Edebiyat Kitapları
Acayip Türküler PDF oku indir
Acayip Türküler PDF oku indir, PDF kitap depomuzda, Nusret Kantarcı Fısher tarafından kaleme alınan Acayip Türküler isimli kitabı siz değerli okurlarımız için hazırladık. 9786256866089 dilinde ve Kitap Kağıdı ebatında basılan ayrıca TÜRKÇE sayfadan oluşan Acayip Türküler kitabı 304 olarak yayınlanmıştır. Acayip Türküler kitabını 12.03.2024 numarası ile orijinalliğini sorgulayabilirsiniz. Acayip Türküler PDF Oku.
Acayip Türküler PDF Oku
Geçmişten, yaşanmış bitmiş, dâhi büyük bir kısmı unutulmuş anıları anlamamak gerekir. Adeta bir denizdir içinde yüzdüğümüz, suyun üzerinde aynı yerde durmak istediğimizde de elimizi ayağımızı çırparken devinim devam eder.
İşte geçmişin de böyle tekrar tekrar yeni bir hikâyeymiş zannıyla yaşanma gibi bir doğası mevcuttur. Farezya’da iki bin beş yüz yıllık bir medeniyetin taş ve mermer kalıntıları, bin dokuz yüz ellilerin sonunda asfaltı dökülmüş ana yol, seksen yıllık zeytin ağaçları, Kurtuluş Savaşı Kahramanları Heykeli bizim için o kentin sarih tarihini anlatıyordu.
Bir de bizim yine bildiğimiz, ama hatırlayamadığımız, hâlâ içinde yaşadığımız, görünmeyen geçmiş, tıpkı fotoğrafını çekmişçesine varlıklarından emin olduğumuz, fakat hiçbir zaman içine giremeyeceğimiz yer kabuğunun altındaki tabakaların gerçeklikleri gibi tartışılmaz, görünmeyen katmanlarda varlığını sürdürüyordu.
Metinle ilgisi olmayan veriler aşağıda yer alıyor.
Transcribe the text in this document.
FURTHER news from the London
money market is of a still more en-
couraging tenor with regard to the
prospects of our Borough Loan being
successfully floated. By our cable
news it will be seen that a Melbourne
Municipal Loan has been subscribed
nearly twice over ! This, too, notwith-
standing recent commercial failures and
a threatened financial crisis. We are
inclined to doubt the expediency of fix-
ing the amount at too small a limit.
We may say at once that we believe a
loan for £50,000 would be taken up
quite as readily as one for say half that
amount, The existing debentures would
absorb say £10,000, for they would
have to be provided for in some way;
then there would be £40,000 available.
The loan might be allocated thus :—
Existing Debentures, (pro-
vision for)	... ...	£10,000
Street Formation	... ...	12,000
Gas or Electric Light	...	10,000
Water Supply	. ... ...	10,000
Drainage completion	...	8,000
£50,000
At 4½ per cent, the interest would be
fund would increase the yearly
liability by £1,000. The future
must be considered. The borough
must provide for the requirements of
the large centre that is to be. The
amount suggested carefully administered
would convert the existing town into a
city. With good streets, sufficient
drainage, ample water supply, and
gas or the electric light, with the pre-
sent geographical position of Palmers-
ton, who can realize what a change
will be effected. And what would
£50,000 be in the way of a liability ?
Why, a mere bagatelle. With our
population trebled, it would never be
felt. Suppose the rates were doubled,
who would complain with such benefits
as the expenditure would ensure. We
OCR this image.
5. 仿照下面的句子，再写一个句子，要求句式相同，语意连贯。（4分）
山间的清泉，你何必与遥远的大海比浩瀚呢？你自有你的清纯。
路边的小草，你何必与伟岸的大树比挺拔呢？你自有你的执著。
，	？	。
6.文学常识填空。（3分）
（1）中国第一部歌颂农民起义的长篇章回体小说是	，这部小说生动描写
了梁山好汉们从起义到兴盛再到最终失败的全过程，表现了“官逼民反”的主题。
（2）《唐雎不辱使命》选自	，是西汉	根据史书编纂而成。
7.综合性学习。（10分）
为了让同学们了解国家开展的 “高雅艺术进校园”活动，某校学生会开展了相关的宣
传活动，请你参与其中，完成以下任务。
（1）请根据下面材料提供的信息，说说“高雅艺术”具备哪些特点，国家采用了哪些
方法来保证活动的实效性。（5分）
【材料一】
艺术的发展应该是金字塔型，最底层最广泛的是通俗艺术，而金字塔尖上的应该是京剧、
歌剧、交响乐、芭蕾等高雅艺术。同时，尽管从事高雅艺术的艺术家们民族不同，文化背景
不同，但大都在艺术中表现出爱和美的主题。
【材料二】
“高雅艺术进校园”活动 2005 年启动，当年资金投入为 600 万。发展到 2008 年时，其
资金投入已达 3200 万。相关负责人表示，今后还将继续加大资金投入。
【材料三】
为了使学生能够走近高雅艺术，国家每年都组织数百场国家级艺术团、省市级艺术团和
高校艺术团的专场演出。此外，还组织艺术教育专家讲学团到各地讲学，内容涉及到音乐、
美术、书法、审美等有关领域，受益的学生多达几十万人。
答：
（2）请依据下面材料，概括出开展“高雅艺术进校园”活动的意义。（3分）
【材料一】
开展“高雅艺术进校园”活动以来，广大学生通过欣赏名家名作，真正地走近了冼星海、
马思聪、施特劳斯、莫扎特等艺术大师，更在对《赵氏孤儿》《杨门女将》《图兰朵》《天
Bizler, aşağı yukarı hareket eden dalgalar gibi tekrar tekrar karşımıza çıkan geçmişimizle çarpışıp dururken, bazılarımız, tüm eski hesaplar kapanmadıkça yeni bir hikâyeye başlayamıyordu.
İşte geçmişin de böyle tekrar tekrar yeni bir hikâyeymiş zannıyla yaşanma gibi bir doğası mevcuttur. Farezya’da iki bin beş yüz yıllık bir medeniyetin taş ve mermer kalıntıları, bin dokuz yüz ellilerin sonunda asfaltı dökülmüş ana yol, seksen yıllık zeytin ağaçları, Kurtuluş Savaşı Kahramanları Heykeli bizim için o kentin sarih tarihini anlatıyordu.
Bir de bizim yine bildiğimiz, ama hatırlayamadığımız, hâlâ içinde yaşadığımız, görünmeyen geçmiş, tıpkı fotoğrafını çekmişçesine varlıklarından emin olduğumuz, fakat hiçbir zaman içine giremeyeceğimiz yer kabuğunun altındaki tabakaların gerçeklikleri gibi tartışılmaz, görünmeyen katmanlarda varlığını sürdürüyordu.
Bizler, aşağı yukarı hareket eden dalgalar gibi tekrar tekrar karşımıza çıkan geçmişimizle çarpışıp dururken, bazılarımız, tüm eski hesaplar kapanmadıkça yeni bir hikâyeye başlayamıyordu.